I deportati che non torneranno, gli uccisi che riempiono
le fosse comuni o i pozzi di miniera, sono un risultato
acquisito. L'intervento della Nato non l'ha impedito,
l'ha in parte involontariamente favorito. E la scoperta
del sotterraneo della tortura ha divaricato fino al
paradosso la distanza fra il pilota cui era interdetto
scendere sotto i 5000 metri, e il perseguitato nel
sottosuolo. La camera della tortura di Pristina è un di
più, un lusso che la pulizia etnica si è regalata, nei
suoi attori più scelti. Come ogni impresa gratuita, ha
rivelato a perfezione il fondo della contesa.
L'attaccamento all'odio, al potere, al sangue versato,
all'abiezione inflitta in gruppo a ciascuno degli altri.

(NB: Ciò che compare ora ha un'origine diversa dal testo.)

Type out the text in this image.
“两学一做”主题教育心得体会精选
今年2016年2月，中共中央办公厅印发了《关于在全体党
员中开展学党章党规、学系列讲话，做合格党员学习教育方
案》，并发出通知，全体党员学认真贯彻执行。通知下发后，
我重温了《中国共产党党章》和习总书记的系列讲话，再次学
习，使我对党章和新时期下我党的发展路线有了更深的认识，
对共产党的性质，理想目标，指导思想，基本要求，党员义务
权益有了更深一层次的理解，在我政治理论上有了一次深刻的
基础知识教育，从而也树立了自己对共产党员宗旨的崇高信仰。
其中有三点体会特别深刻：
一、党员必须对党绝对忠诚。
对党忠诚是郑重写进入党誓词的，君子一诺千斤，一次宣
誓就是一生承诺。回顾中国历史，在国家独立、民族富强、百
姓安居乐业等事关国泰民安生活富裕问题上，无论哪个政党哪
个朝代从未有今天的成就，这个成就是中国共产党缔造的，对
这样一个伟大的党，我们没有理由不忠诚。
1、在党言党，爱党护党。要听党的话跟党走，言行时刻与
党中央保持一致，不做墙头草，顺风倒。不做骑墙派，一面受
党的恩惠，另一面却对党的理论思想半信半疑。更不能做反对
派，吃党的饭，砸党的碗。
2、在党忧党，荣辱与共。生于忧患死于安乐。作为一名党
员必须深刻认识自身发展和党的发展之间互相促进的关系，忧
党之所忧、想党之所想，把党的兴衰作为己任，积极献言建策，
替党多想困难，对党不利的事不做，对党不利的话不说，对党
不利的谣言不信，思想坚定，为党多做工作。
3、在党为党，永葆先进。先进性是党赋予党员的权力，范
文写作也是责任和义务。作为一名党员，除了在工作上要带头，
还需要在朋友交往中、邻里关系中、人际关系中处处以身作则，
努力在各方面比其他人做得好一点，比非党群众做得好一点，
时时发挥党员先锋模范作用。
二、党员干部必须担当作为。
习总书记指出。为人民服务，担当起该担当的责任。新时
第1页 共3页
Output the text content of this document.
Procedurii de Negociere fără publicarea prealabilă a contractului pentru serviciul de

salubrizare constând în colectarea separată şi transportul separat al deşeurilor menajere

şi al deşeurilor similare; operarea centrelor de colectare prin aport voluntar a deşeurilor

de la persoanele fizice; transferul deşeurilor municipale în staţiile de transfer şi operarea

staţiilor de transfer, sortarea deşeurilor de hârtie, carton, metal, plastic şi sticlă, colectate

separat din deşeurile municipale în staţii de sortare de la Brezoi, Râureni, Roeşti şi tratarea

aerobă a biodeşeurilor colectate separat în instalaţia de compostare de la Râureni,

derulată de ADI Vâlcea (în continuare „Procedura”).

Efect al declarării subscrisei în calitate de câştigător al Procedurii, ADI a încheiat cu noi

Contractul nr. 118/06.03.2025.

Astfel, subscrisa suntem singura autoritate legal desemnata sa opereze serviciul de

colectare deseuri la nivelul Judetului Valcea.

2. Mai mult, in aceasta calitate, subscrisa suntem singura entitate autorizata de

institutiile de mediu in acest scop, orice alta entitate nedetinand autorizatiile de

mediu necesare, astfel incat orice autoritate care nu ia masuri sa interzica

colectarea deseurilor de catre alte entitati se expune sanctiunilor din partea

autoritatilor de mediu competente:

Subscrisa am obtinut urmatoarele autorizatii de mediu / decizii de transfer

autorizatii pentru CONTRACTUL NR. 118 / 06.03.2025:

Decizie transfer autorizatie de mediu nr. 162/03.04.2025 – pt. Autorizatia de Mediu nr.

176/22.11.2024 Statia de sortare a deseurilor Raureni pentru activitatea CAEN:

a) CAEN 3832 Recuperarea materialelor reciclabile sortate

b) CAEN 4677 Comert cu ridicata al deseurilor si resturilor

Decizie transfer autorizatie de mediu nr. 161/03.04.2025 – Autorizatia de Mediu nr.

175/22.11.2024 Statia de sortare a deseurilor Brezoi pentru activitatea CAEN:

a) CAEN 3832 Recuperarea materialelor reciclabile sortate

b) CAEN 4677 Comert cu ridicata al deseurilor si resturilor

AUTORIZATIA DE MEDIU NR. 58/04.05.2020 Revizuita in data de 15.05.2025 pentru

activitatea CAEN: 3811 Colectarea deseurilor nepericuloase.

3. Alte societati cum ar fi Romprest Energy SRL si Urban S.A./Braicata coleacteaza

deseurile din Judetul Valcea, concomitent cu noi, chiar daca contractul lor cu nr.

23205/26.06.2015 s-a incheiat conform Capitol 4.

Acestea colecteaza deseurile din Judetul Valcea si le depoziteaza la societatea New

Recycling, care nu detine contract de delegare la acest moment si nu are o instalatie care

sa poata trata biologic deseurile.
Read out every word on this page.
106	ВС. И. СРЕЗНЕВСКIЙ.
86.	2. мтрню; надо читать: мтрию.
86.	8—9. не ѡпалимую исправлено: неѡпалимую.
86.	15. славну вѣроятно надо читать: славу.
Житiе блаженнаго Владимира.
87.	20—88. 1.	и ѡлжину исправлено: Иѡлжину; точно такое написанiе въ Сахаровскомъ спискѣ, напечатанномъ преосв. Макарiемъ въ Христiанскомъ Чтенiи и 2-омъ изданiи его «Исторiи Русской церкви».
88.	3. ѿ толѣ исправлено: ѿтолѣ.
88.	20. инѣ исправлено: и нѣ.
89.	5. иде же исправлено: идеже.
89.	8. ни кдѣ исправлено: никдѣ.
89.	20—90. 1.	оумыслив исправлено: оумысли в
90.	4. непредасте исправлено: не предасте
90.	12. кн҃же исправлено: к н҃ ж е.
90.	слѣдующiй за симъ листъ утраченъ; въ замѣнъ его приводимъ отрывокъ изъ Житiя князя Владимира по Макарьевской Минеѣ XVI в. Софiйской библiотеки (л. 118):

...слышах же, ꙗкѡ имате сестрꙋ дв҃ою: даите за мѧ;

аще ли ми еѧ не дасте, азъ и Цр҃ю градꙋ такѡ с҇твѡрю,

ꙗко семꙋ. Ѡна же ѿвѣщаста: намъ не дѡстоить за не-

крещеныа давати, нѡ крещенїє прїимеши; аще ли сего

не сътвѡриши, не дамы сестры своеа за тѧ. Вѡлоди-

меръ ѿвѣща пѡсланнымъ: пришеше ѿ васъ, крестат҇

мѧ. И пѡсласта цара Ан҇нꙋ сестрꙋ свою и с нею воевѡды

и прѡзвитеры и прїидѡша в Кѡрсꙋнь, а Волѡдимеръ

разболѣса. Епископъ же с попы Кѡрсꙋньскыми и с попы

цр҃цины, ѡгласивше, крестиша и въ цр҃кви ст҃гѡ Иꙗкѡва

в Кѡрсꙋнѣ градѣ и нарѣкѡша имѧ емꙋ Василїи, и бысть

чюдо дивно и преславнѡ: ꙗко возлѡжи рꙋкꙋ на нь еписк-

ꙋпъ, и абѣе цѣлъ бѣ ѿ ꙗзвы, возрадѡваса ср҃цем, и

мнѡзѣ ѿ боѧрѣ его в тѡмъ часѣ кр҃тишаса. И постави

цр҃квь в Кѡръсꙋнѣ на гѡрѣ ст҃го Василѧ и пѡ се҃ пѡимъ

La morte del nemico, nella tortura, diventa un'
appendice, un effetto finale, se non addirittura un
infortunio: la cosa sta nella sottomissione e nell'agonia
protratta, nel dolore distillato, nello spettacolo
offerto dal suppliziato al macellaio. Le vittime sono
comunque inermi: alla tortura ci si addestra tormentando
una lucertola, sbatacchiando furiosamente un neonato che
piange.
Alla vista del locale e dei suoi utensili abbandonati,
non riesco a vedere né a sentire le vittime, perché non
voglio. Da quella cantina non si sentiva il rombo dei
bombardieri della Nato: figurarsi se si potessero sentire
dal nostro cielo le urla e i gemiti dei tormentati. Mute,
le vittime. Quella camera improvvisamente spalancata non
deve mostrar loro, né farle immaginare con paura o con
raccapriccio. Deve far vedere gli aguzzini, il loro
spalleggiarsi, le loro risate ubriache, i loro
giornaletti e le loro tre dita levate. Restituire i
jingle politici - la nazione serba, la battaglia sacra di
Lazar, i monasteri magnifici e la fraternità panslava -
alla loro dimensione personale, alla libertà senza
confini di mettere alla prova se stessi sul corpo
dell'altro. Sono scappati a gambe levate, quegli
artigiani efferati: lungo la strada avranno alzato le tre
dita, incrociando i carri russi, o le telecamere di ogni
parte. A Belgrado, o in un'altra loro città, in
un'osteria o in una caserma, non resisteranno al piacere
di raccontare che cos'hanno fatto a Pristina. Troveranno
altri come loro cui le cose si possono dire. Il bello di
essere poliziotti - o paramilitari, è lo stesso, anzi
meglio: parastatali della brutalità - in tempo di guerra
patriottica è che si può fare tutto per una causa
superiore. Sarebbe la dimostrazione finale del fatto che
il male è più forte del bene, fra gli animali umani, se
non si ricevesse ogni volta di nuovo la prova che resta
nei torturatori e nei massacratori il fondo di una paura
e una vergogna, la foga di cancellare le tracce. Qualcuno
di noi l'aveva temuto: i serbisti tiravano per le lunghe
solo per avere il tempo di cancellare le tracce. La
stessa cosa era successa ai nazisti. Quando lo sterminio
passò dalle fucilazioni di massa alle camere a gas, fu
anche per smaltire le scorie nei forni. I nazisti (e
tanti altri) seppellirono e riesumarono tante loro
vittime per riseppellirle o bruciarle: come hanno appena
fatto bande serbe. Dicevano, gli altruisti carnefici
nazisti: il mondo non è ancora preparato a capire. Non
si può lavorare alla luce del sole. Anche i serbisti
devono aver pensato così. Il mondo non è ancora
preparato, e anzi ha incaricato un tribunale di
occuparsene: benché non lo prenda ancora abbastanza sul
serio.
(19 giugno 1999)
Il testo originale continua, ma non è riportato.